Non vogliamo fare proselitismo, o parlare di un ipotetico dio, creatore, o chiamatelo come volete. Non abbiamo nessuna pretesa di cambiare le persone, i propri pensieri, valori, quali essi siano.

Vogliamo però invitarvi a fare una riflessione su chi siamo e perché siamo qui ...

Viviamo un contesto sociale, lavorativo, che potremmo definire mono direzionale. Incapace di aprirsi a nuove realtà, verità.

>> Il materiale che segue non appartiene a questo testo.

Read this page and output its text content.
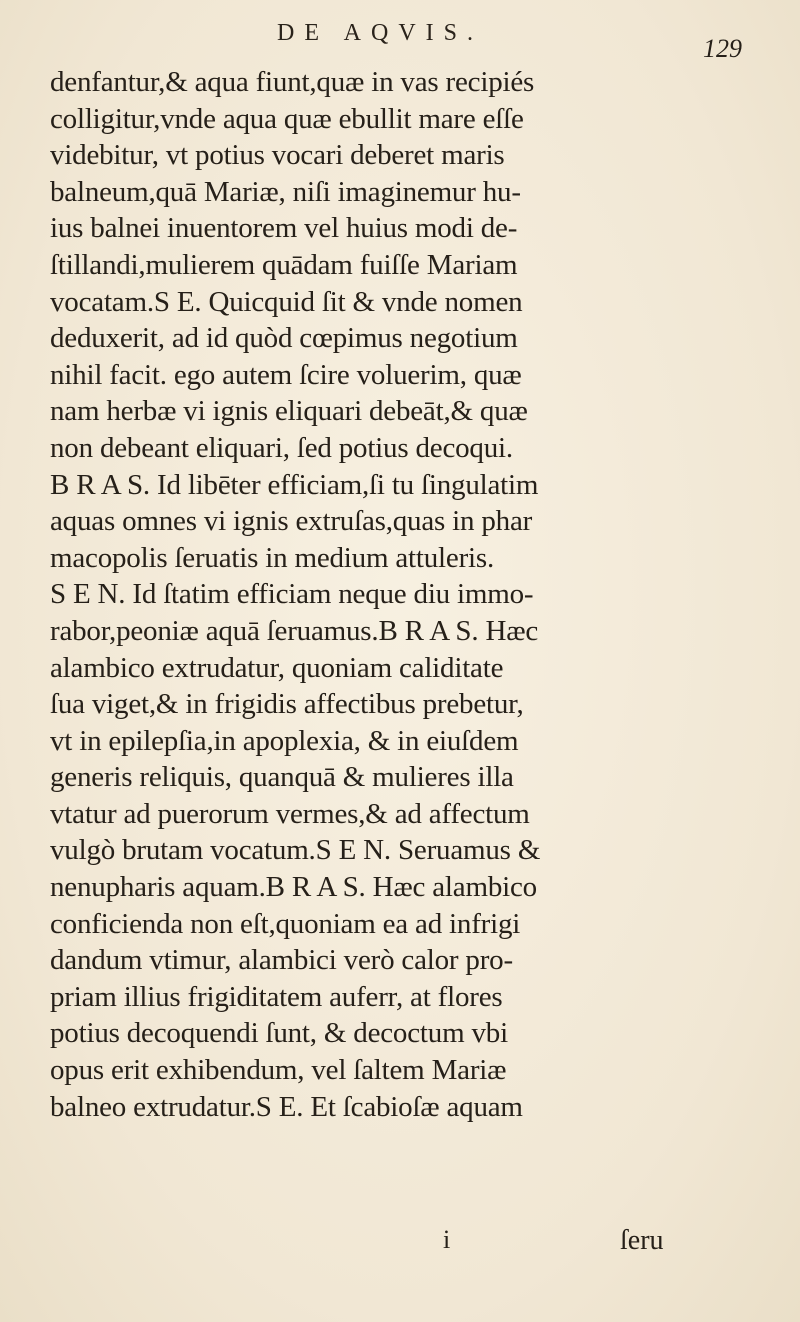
DE AQVIS.
129
denfantur,& aqua fiunt,quæ in vas recipiés
colligitur,vnde aqua quæ ebullit mare eſſe
videbitur, vt potius vocari deberet maris
balneum,quā Mariæ, niſi imaginemur hu-
ius balnei inuentorem vel huius modi de-
ſtillandi,mulierem quādam fuiſſe Mariam
vocatam.S E. Quicquid ſit & vnde nomen
deduxerit, ad id quòd cœpimus negotium
nihil facit. ego autem ſcire voluerim, quæ
nam herbæ vi ignis eliquari debeāt,& quæ
non debeant eliquari, ſed potius decoqui.
B R A S. Id libēter efficiam,ſi tu ſingulatim
aquas omnes vi ignis extruſas,quas in phar
macopolis ſeruatis in medium attuleris.
S E N. Id ſtatim efficiam neque diu immo-
rabor,peoniæ aquā ſeruamus.B R A S. Hæc
alambico extrudatur, quoniam caliditate
ſua viget,& in frigidis affectibus prebetur,
vt in epilepſia,in apoplexia, & in eiuſdem
generis reliquis, quanquā & mulieres illa
vtatur ad puerorum vermes,& ad affectum
vulgò brutam vocatum.S E N. Seruamus &
nenupharis aquam.B R A S. Hæc alambico
conficienda non eſt,quoniam ea ad infrigi
dandum vtimur, alambici verò calor pro-
priam illius frigiditatem auferr, at flores
potius decoquendi ſunt, & decoctum vbi
opus erit exhibendum, vel ſaltem Mariæ
balneo extrudatur.S E. Et ſcabioſæ aquam
i	ſeru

Abbiamo tutti un profondo senso di insoddisfazione che cerchiamo e cercano di colmarci con filosofie e valori che vengono continuamente sostituiti o cadono per fragilità d'essere.

Tutto il contesto mediatico, sociale e lavorativo è basato su una comunicazione mono direzionale, che spinge l'uomo a valori basati principalmente sul profitto personale, sull'apparire, sulla materia.

Tutta la nostra storia, evoluzione è basata su questi concetti, non tenendo conto però di una cosa! Chi siamo? Diverse sono le risposte, e degne di rispetto, ma poche se non nessuna è stata accolta e condivisa all'interno della vita quotidiana. Una vera è propria "utopia".

Come è possibile fare se non conosci l'essere? Si è vero, il fare porta anche alla conoscenza dell'essere, ma superficiale che non avvicina l'essere alla propria essenza, anzi spesso lo allontana, con concetti e valori che con il tempo si scoprono non adeguati.

Il progresso è innegabile che abbia portato benessere e uno stile di vita dignitoso a tanti, ma è anche vero che ha creato profonde disuguaglianze e uno stato generale di malessere che non abbiamo ancora completamente realizzato, lo viviamo cerchiamo di ignorarlo, combatterlo, di cambiare, ma sembra che non abbiamo i mezzi corretti per un vero e proprio cambio di rotta.

Non riusciamo ad essere coesi, uniti in uno scopo generale, che ci accomuna in cui ci ritroviamo. Una vera e propria "babele" di pensieri, parole, azioni, che senza una destinazione comune creano o seguono strade senza uscita.

Il lavoro come accennato può diventare un mezzo per crescere, uno scambio d'essere per generare un fare.

Abbiamo bisogno di coordinate comuni, che ci diano la possibilità alzare lo sguardo e trovare un punto sicuro, stabile, vero, che non muta.
Coordinate comuni, ognuno con la sua essenza, professionalità, personalità.

Ogni essere è un entità a se, con un origine comune. Ecco la principale coordinata alla quale crediamo, l'origine.